Wednesday, October 13, 2010

(Yet) Another Reason to Vote NO

I was reviewing the claims on the “pro” SPLOST 2011 site put up by the citizens committee appointed by the mayor and commission to develop the initial project list and budget.  The first two of those claims immediately caught my attention.

1.  Visitors will pay for half of SPLOST 2011

Because of our unique location and heritage − and, of course, the University of Georgia − Athens is a hub for visitors from all across Georgia, and beyond, who come for shopping, sports, and a wide range of services. Since 1985, over $314 million has been collected in Clarke County … one SPLOST penny at a time. About half – over $150 million – from non-residents for improvement and growth of our community.

The alternative for raising money for any of the SPLOST projects is to raise property taxes.

I dealt with this one in a letter to the editor years ago.  Wrote I, in part, back in November 2001:

The contention that 40 percent of the money raised by the renewed SPLOST will be paid by people who live outside of Clarke County may be entirely accurate; it is also entirely meaningless. The logic of the argument is that Clarke County residents will get 100 percent of the SPLOST's value, while only paying 60 percent of its cost. If Clarke County were the only county with the extra 1-percent sales tax, the argument may have merit. However, according to the Georgia Department of Revenue's Web site, all five of the counties adjoining Clarke County also levy the extra 1-percent sales tax. Eight of the other 12 counties which, along with Clarke County, comprise the 11th congressional district levy the additional 1-percent sales tax. In fact, 109 of Georgia's 159 counties levy the additional sales tax.

This is where the logic of the argument fails. While the residents of surrounding counties may pay a certain percentage of our SPLOST, I dare say that we pay a similar percentage of theirs. Of course, the voters in all of these counties were led to believe that someone else would be paying a considerable portion of their SPLOST. In other words, they would be getting something for nothing. It is a fiscal impossibility for the various counties' SPLOSTs to pay out more money than is paid into them. Thus, there is no free lunch to be had here. We all end up paying higher taxes; the money merely gets filtered through different county bureaucracies.

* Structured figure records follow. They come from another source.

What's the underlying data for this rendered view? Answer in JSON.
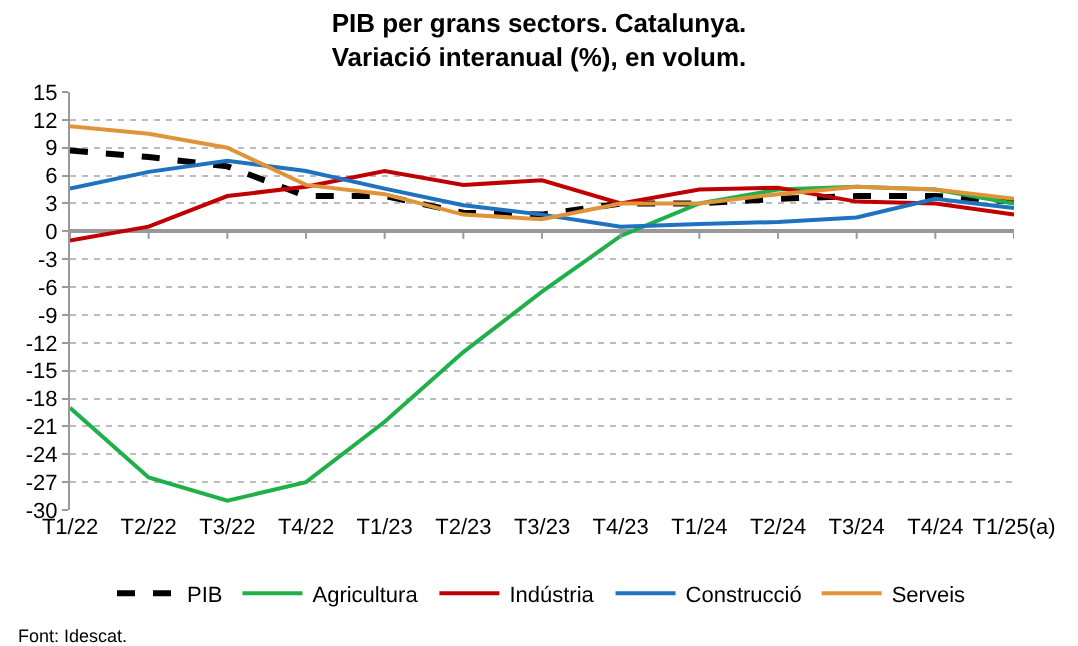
{
  "chart_data": {
    "type": "line",
    "title": "PIB per grans sectors. Catalunya.\nVariació interanual (%), en volum.",
    "categories": [
      "T1/22",
      "T2/22",
      "T3/22",
      "T4/22",
      "T1/23",
      "T2/23",
      "T3/23",
      "T4/23",
      "T1/24",
      "T2/24",
      "T3/24",
      "T4/24",
      "T1/25(a)"
    ],
    "series": [
      {
        "name": "PIB",
        "color": "#000000",
        "line_style": "dashed",
        "values": [
          8.7,
          8.0,
          7.0,
          3.8,
          3.8,
          2.0,
          1.8,
          3.0,
          3.0,
          3.5,
          3.8,
          3.8,
          3.2
        ]
      },
      {
        "name": "Agricultura",
        "color": "#1fb04a",
        "values": [
          -19,
          -26.5,
          -29,
          -27,
          -20.5,
          -13,
          -6.5,
          -0.5,
          3.0,
          4.5,
          4.8,
          4.5,
          3.0
        ]
      },
      {
        "name": "Indústria",
        "color": "#c00000",
        "values": [
          -1.0,
          0.5,
          3.8,
          4.8,
          6.5,
          5.0,
          5.5,
          3.0,
          4.5,
          4.7,
          3.2,
          3.0,
          1.8
        ]
      },
      {
        "name": "Construcció",
        "color": "#1f72c0",
        "values": [
          4.6,
          6.4,
          7.6,
          6.5,
          4.6,
          2.8,
          1.8,
          0.5,
          0.8,
          1.0,
          1.5,
          3.5,
          2.5
        ]
      },
      {
        "name": "Serveis",
        "color": "#e0943a",
        "values": [
          11.3,
          10.5,
          9.0,
          5.0,
          4.0,
          1.8,
          1.3,
          3.0,
          3.0,
          4.0,
          4.8,
          4.5,
          3.5
        ]
      }
    ],
    "ylim": [
      -30,
      15
    ],
    "yticks": [
      -30,
      -27,
      -24,
      -21,
      -18,
      -15,
      -12,
      -9,
      -6,
      -3,
      0,
      3,
      6,
      9,
      12,
      15
    ],
    "grid": "y",
    "legend": "bottom",
    "marker": "none",
    "line_style": "solid",
    "annotations": [
      "Font: Idescat."
    ]
  }
}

The specifics may have changed, but the argument is still valid.  Note that the 40% figure tossed out back then has now risen to 50%, a figure I do not believe for a minute.  This tail end of the first claim segues nicely into the second one.

2.  Property taxes will be saved

Athens-Clarke County has the smallest land mass of Georgia’s 159 counties, but is the fourteenth largest county in population. Yet 47% of its land value is exempt from taxation. This means that, if we did not have SPLOST, all capital projects would have to be totally funded with our property tax dollars, putting an unfair burden on property owners and their renters to the benefit of visitors and commuters. For example, if just the new jail fell on residents − instead of SPLOST − property tax on a $150,000 home could increase over $70 a year.

As noted yesterday, this one hasn’t worked out as promised, either (see here, here and here).

Pointedly, no corroboration whatsoever is given for either of these claims.  As usual, we’re just supposed to take the claims of advocates of bigger, more expensive government at face value.

Sphere: Related Content


Anonymous said...

You were on the right track with your careful history of the sales taxes (SPLOST, ELOST, etc.). Advocating a defeat of this SPLOST though is something of a waste of space and effort: It'll probably pass anyway, and taking sides is counter-productive if you want to spur public understanding of the process and its evolution.
My own criticisms of SPLOST is that it undercuts the critical review process associated with government spending, and turns the M&C into excited teenagers shopping at Phipp's with dad's credit card. Better oversight WOULD occur, for instance, if they had to raise property taxes to pay for a project. Along these lines, I think SPLOST, in these times, represents not wise government; but irresponsible government. (The way the backdoor tax increase or the storm water fee is irresponsible -- and liable to cause mistrust.)
It's hard to fathom how many no votes will materialize. I don't think ACC is yet across the threshhold where it can effectively drive a yes vote for SPLOST. Let's wait and see how the 'yes vote' folks campaign and advertise. Other communities, though, such as Augusta, Columbus, and the Atlanta area have already arrived at that destination.

James said...

While I appreciate the compliment, I must disagree with your proposed course of action.

Even though I fully expect the SPLOST ballot resolution to pass, I will continue to lobby for its defeat. The stakes are simply too high; if this passes, we will be stuck with a $200 million (by the time interest is taken into account), almost decade-long travesty. We will not have the opportunity to revise the process or educatate anyone about anything again until the 2020s.

I'm sorry, but I will continue to do everything I can to defeat this.